Mas a crise não significa a extinção do FMI, mas lhe dá “uma oportunidade” para se reabilitar, superando o “vazio de missão” em que se encontra há algum tempo, afirmou Eduardo Viola professor do Instituto de Relações Internacionais da Universidade de Brasília.

Diante da evidente “necessidade de governabilidade global” na área financeira, o FMI poderia adquirir autoridade de “monitoramento e regulamentação”, inclusive sobre as grandes potências, mas isso é para o futuro, e depois de muita negociação, disse Viola à IPS. Calos Thadeu de Freitas, ex-diretor do Banco Central do Brasil, disse que um FMI “enxuto e reestruturado” poderia ganhar uma função na nova “era da regulamentação” que virá como organismo que “uniformizaria as regras” de uma “globalização efetiva”, impedindo que “cada um faça o que quiser”.

O sistema financeiro, tal como existe internacionalmente e em muitos países, “está acabando” e será preciso encontrar “soluções nacionais” para depois, e com base no que sobreviver, “reinventar um novo formato” mundial, disse à IPS o professor de economia da Universidade de Campinas (Unicamp), Ricardo Carneiro. O FMI – que realizou no final de semana sua reunião anual junto com sua instituição irmã, o Banco Mundial – perdeu importância em uma crise da magnitude da atual, e não dispõe de recursos para ajudar as grandes nações, “apenas países periféricos”, afirmou.

Em uma operação maior de apoio ao Brasil, em 1998, o Fundo entregou US$ 41,5 bilhões, dos quais US$ 18 bilhões próprios e o restante procedente de bancos internacionais de desenvolvimento e de países ricos, como Estados Unidos, Japão e alguns europeus. Hoje, o Brasil dispõe de mais de US$ 200 bilhões em reservas cambiárias, superando a quantia de que dispõe o FMI para socorrer nações em dificuldades. As somas necessárias atualmente para salvar sistemas financeiros internacionais alcançam bilhões de dólares e ainda não se conhece a dimensão total da crise.

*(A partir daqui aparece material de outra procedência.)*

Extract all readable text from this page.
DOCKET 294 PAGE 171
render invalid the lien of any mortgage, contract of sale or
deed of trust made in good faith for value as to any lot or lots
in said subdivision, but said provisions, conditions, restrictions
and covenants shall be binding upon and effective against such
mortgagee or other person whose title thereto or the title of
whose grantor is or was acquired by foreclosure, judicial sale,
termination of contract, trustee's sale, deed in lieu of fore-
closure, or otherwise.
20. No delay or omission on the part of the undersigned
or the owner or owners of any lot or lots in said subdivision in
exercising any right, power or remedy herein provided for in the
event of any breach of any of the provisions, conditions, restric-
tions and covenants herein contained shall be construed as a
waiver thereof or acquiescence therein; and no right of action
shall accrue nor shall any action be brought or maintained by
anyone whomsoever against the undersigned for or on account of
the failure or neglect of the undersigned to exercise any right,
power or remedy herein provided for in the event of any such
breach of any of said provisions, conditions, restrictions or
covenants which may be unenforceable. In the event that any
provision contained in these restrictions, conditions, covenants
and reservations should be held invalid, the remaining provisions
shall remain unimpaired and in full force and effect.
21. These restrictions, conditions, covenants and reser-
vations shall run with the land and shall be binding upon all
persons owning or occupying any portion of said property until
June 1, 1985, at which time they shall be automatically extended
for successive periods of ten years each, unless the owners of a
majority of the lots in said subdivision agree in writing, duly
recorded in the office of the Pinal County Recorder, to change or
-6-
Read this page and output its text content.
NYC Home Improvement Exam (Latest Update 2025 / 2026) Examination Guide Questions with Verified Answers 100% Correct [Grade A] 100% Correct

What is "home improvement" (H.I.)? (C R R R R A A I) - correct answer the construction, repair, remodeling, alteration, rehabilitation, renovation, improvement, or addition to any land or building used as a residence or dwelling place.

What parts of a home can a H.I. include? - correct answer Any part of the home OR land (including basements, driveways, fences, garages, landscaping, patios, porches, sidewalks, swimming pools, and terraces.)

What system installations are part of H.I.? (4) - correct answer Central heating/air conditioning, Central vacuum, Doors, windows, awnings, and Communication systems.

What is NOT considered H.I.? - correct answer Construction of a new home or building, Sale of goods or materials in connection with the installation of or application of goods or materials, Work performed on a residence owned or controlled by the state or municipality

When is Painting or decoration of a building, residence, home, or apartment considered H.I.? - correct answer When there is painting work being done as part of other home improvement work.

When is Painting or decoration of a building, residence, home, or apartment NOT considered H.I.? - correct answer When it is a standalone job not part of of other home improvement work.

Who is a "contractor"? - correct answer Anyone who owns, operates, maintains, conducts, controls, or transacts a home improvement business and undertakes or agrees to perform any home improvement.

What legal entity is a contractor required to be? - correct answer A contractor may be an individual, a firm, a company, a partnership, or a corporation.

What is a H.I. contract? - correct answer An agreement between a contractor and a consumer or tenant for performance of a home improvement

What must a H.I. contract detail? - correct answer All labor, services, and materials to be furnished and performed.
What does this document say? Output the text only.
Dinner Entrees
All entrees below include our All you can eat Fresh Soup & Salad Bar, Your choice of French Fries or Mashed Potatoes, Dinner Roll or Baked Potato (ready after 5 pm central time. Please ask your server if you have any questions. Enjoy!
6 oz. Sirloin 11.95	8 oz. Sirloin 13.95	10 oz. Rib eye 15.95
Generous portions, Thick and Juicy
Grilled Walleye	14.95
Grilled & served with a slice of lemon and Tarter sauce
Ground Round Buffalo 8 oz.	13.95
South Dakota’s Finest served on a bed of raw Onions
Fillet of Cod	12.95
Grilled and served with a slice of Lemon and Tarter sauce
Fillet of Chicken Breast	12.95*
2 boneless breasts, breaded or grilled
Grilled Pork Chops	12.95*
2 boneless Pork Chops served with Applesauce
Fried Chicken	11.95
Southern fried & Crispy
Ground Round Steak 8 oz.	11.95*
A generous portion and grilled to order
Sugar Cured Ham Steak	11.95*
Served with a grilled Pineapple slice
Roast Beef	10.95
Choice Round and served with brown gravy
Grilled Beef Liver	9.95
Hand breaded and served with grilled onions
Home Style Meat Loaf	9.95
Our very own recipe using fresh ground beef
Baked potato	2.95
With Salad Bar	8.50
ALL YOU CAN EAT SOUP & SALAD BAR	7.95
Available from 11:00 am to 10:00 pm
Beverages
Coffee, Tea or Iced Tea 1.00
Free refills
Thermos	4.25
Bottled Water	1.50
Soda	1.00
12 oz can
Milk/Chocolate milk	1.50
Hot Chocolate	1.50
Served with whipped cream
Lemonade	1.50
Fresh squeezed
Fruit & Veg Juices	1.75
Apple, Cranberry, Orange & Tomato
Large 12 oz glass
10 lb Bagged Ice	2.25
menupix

Os consensos que vão se formando permitem prever uma tendência à forte regulamentação, mas a forma de estabelecê-la exigirá uma difícil negociação. “Primeiro será necessário apagar incêndios” e evitar colapsos, antes de negociar um sistema internacional, disse Freitas à IPS. No momento, o caminho da solução parece ser a coordenação entre os bancos centrais e as autoridades financeiras das maiores economias. Mas as incertezas são enormes, ainda não se sabe se o processo avançará através de “formas cooperativas ou conflitivas”. No segundo caso se criaria um “cenário perigoso como o dos anos 30”, que poder reativar, por exemplo, o “isolacionismo dos Estados Unidos”, afirmou Viola.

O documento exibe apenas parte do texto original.